Y si alguno intenta ofrecerle dinero, puede hasta montar en cólera:
– Si quieres conservar mi amistad, nunca vuelvas a hacerlo. Por favor, no me ofendas -le dice apuntándole con el índice al pecho-. Lo único que nos queda en este país es la dignidad. Y a mí, el único hombre que me da dinero es mi padre.
– ¡Pero, cómo se te ocurre…! -protesta el tipo confundido.
Queda claro, pues, que ni dinero ni invitaciones a lugares públicos. Alicia no ir a restaurantes, hoteles, tiendas etc. No quiere pasar por jinetera. A veces, hasta tiene que explicar qué es exactamente una jinetera en La Habana. No es lo mismo que una puta, pero muy parecido.
Y el cliente se entera entonces de que Germán, padre de Alicia, ha tenido varios cargos en el exterior, en misiones comerciales cubanas. De niña, Alicia ha vivido ocho años en Europa.
– Además, chico, a mí me duele mucho la situación de mi país
– añade mirándolo patrióticamente a los ojos-. Y con los dólares que tú te gastarías conmigo en restaurantes de lujo, una familia cubana come tres meses.
Vaya, que a ella se le atraganta la comida cara. Pero, en fin, si el cliente insiste en agasajarla, con mucho menos, su mamá podía cocinar para diez; y mucho mejor. Y hasta podía llevar invitados, si él deseaba.

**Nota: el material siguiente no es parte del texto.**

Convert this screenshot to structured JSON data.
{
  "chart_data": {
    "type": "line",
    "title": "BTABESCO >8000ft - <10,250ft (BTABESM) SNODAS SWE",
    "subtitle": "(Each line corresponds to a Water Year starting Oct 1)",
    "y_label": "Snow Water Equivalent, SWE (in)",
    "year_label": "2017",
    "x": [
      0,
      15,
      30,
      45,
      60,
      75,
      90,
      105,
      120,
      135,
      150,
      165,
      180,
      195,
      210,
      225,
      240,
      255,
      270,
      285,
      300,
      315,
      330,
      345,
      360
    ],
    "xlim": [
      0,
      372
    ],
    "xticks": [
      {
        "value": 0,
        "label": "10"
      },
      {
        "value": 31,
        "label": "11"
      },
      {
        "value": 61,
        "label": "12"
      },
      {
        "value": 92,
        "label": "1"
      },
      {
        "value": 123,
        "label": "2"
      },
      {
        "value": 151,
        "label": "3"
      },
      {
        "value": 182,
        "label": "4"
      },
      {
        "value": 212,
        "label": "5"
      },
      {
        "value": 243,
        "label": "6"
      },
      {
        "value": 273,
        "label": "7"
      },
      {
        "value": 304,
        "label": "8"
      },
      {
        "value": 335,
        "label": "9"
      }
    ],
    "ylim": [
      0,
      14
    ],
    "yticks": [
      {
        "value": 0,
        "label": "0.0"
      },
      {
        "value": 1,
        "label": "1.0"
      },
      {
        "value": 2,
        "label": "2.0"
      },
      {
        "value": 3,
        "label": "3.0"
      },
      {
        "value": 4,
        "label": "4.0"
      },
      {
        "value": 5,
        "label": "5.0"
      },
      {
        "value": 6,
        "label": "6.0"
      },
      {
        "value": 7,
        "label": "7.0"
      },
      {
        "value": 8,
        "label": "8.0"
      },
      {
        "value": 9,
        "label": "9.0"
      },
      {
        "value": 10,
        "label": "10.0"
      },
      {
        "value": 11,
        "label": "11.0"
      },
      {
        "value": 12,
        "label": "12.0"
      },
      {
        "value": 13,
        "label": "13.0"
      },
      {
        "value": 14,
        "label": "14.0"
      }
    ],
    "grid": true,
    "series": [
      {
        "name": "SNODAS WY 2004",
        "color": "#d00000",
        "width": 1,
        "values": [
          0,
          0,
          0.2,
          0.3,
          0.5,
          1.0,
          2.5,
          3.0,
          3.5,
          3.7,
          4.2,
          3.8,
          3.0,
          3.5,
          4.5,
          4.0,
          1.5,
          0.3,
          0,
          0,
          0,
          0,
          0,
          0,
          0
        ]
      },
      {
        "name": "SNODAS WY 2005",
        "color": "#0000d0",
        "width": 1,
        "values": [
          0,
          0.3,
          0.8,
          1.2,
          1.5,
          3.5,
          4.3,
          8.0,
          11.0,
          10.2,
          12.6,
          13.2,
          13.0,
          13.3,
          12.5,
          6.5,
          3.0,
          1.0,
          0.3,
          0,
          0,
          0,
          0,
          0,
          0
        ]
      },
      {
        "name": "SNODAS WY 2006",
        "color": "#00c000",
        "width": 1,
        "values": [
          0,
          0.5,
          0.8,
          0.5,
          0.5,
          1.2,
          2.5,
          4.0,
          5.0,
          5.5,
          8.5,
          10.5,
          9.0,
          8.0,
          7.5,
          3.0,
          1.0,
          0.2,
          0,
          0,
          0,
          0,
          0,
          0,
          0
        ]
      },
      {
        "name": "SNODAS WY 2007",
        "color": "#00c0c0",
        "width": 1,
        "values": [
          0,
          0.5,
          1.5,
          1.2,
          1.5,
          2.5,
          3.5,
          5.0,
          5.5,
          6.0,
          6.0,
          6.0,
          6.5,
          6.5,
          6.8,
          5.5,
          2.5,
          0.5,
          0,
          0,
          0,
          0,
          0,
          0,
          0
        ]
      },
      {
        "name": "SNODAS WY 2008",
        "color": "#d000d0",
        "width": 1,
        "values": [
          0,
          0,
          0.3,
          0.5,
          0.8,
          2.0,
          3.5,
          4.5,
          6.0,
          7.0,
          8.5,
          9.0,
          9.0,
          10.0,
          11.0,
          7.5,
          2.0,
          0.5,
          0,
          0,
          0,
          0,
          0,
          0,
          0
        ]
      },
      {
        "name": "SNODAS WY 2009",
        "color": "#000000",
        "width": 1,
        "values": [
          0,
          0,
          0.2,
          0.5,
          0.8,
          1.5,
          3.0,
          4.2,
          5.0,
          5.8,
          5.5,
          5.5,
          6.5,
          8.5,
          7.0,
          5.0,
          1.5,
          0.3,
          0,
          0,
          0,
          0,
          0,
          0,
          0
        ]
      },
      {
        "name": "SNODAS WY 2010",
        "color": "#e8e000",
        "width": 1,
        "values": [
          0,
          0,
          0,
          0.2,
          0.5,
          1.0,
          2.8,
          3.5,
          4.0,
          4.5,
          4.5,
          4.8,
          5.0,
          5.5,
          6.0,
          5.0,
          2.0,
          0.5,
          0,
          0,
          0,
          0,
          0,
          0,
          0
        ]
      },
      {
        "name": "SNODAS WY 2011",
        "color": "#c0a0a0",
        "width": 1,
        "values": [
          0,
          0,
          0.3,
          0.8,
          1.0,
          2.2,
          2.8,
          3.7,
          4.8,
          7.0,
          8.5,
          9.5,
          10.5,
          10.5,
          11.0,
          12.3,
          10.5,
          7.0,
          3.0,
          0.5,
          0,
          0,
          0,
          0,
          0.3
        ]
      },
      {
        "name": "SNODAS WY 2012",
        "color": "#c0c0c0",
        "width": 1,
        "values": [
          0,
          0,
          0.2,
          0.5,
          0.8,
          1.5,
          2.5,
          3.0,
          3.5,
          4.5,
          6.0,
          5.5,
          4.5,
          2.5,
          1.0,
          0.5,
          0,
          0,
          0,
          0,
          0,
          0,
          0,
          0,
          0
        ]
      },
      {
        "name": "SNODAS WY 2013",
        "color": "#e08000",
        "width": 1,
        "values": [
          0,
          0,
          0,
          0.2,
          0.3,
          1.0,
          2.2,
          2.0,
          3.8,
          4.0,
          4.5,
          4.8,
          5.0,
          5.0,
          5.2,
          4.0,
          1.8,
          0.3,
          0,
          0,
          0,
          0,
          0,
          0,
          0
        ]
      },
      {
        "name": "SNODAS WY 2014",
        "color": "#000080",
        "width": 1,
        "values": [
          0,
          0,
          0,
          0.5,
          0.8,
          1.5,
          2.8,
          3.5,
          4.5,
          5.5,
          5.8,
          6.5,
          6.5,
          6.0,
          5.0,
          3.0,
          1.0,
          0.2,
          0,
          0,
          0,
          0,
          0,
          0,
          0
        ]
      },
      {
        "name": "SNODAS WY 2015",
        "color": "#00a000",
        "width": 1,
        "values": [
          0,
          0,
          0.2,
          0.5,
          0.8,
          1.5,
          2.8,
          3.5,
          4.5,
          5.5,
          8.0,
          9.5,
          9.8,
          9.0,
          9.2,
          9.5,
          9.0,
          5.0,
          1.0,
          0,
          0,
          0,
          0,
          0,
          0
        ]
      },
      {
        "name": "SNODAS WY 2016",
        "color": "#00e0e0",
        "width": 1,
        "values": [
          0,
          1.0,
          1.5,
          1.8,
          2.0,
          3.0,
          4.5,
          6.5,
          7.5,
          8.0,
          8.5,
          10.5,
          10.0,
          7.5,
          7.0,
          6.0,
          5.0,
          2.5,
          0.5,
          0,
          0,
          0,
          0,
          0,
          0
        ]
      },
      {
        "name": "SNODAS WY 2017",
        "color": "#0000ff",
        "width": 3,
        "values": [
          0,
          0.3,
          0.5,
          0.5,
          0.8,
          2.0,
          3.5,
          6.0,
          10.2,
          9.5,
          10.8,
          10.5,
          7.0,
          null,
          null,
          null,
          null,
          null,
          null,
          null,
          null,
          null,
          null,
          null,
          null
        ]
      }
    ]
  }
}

Uno de los resultados previsibles (tal como ha ocurrido en seis de los catorce clientes que Alicia embobara en un año y medio con su combinación de nalgas ciclistas, guitarra y franqueza), es que el hombre les haga una copiosa provisión de comidas y bebidas, de las que las dos mujeres, frugales y económicas, pueden vivir muchas semanas. Parte de la remesa, la dedicar án a la atención de nuevos clientes; y otra parte, se venderá en bolsa negra a precios impíos. Ojo: el hecho de que Alicia no reciba regalos en dinero, no impide que los acepte en especie.